The Land Time Forgot (in Marion, MA)

Today Turtle Journal ventured to the Land Time Forgot in Marion, Massachusetts.  Even in full sunlight, this area conveys a sense of  claustrophobic forboding as dense canopy melds with thick underbrush.  The opaque murkiness of the water adds to the allusion of a place frozen in a forgotten time.

Modern Day Pterodactyl:  Great Blue Heron

Reinforcing the mood of a lost time, modern day pterodactyls (great blue herons) glide through the air while serenading the wetlands with raucous “frahnks” that echo through tree tops and ripple across the pond like the imagined calls of extinct dinosaurs.  The rich odor of fetid swamp, accented with blizzards of gnats, nails the scene as straight out of a classic 1950s horror script.

Giant Snapping Turtle Claws through the Murk

As we slipped expectantly down the path, the moment got trapped in paralyzing stillness, the same sense that besets films whenever something really dreadful is about to occur.  And on cue, out of the murky blackness, a behomoth clawed the water to reach the brambled bank underneath our feet. 

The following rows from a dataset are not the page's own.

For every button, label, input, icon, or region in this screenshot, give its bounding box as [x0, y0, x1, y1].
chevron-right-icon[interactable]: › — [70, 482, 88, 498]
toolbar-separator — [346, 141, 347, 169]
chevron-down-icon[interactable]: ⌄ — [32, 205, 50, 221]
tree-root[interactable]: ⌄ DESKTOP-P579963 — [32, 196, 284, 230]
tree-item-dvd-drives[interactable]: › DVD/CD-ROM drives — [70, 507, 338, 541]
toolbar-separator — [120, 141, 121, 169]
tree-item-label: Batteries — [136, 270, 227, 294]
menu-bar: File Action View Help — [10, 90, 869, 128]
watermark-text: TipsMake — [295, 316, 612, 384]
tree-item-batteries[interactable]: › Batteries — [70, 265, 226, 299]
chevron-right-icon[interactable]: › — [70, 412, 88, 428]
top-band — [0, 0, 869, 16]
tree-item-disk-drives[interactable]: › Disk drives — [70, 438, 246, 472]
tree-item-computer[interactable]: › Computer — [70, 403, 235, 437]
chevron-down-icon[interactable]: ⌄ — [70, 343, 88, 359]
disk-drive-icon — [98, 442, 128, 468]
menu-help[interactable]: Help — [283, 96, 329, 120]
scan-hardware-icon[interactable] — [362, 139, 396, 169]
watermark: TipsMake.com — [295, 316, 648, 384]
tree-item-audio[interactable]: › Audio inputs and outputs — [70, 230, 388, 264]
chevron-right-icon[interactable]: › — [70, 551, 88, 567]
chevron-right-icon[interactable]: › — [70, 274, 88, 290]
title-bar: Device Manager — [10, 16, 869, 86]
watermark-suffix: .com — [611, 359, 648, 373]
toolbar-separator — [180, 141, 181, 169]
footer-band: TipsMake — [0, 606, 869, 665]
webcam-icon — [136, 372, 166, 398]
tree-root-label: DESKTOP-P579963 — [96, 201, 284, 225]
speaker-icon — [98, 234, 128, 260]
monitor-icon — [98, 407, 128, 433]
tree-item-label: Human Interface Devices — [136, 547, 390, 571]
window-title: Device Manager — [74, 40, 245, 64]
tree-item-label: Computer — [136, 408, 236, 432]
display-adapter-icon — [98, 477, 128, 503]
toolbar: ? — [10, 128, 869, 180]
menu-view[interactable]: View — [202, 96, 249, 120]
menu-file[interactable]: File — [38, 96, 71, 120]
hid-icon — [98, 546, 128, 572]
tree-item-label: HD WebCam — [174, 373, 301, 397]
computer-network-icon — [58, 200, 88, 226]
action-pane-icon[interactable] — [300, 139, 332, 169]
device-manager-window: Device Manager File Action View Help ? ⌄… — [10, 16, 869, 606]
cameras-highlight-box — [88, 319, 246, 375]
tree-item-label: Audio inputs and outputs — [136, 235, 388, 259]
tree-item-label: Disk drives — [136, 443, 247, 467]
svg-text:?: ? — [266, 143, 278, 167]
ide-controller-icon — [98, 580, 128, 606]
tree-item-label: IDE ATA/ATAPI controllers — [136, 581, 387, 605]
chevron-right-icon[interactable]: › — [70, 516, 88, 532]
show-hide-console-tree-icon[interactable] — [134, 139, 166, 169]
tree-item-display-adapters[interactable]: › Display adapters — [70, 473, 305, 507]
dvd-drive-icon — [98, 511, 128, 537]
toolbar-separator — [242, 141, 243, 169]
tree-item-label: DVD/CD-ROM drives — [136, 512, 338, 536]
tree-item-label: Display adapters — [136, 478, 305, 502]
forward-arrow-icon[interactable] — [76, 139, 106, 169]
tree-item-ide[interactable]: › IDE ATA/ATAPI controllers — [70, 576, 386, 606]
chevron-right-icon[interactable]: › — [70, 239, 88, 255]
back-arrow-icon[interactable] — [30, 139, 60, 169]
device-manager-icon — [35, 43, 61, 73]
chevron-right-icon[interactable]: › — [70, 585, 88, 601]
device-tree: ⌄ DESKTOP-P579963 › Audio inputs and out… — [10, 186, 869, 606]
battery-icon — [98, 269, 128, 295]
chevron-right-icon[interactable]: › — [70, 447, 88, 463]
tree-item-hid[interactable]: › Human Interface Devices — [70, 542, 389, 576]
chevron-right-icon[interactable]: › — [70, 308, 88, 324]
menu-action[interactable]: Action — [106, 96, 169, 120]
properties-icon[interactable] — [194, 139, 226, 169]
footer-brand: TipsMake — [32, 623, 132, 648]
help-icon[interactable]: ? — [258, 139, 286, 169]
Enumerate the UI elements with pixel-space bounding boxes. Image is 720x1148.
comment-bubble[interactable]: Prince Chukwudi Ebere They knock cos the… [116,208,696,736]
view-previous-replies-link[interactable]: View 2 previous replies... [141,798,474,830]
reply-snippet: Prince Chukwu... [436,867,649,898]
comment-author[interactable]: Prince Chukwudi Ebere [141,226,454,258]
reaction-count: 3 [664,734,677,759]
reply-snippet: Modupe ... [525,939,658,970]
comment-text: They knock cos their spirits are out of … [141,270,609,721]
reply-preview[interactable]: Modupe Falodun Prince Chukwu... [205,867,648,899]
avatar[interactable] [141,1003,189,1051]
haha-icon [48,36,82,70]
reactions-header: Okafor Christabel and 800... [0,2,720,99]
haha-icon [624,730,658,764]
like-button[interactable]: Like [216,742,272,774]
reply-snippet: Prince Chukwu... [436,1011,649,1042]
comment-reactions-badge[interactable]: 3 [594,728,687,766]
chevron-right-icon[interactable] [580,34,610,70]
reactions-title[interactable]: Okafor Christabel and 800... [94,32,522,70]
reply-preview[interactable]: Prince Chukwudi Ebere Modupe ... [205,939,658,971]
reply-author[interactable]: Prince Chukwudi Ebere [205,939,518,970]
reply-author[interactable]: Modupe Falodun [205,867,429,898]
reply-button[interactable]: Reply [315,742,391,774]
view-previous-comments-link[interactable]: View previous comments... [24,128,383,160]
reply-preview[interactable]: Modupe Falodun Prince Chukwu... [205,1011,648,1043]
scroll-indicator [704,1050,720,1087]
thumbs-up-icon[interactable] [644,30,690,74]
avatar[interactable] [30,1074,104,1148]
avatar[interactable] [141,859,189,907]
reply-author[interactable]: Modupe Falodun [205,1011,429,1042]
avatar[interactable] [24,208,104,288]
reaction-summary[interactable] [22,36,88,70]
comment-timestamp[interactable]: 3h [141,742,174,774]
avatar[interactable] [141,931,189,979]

Snapping Turtle in Marion, MA

We stopped … walking and breathing … as this large snapping turtle wedged himself under the bank, waited a few minutes and then pushed off toward the depths, disappearing into total blackness within just a few feet of the bank.  Turtle Journal loves snapping turtles; they are a direct linkage to a world we only know through fossils and imagination.  Turtle Journal respects snapping turtles; they are truly awesome, especially when they appear and disappear as if by cinema magic.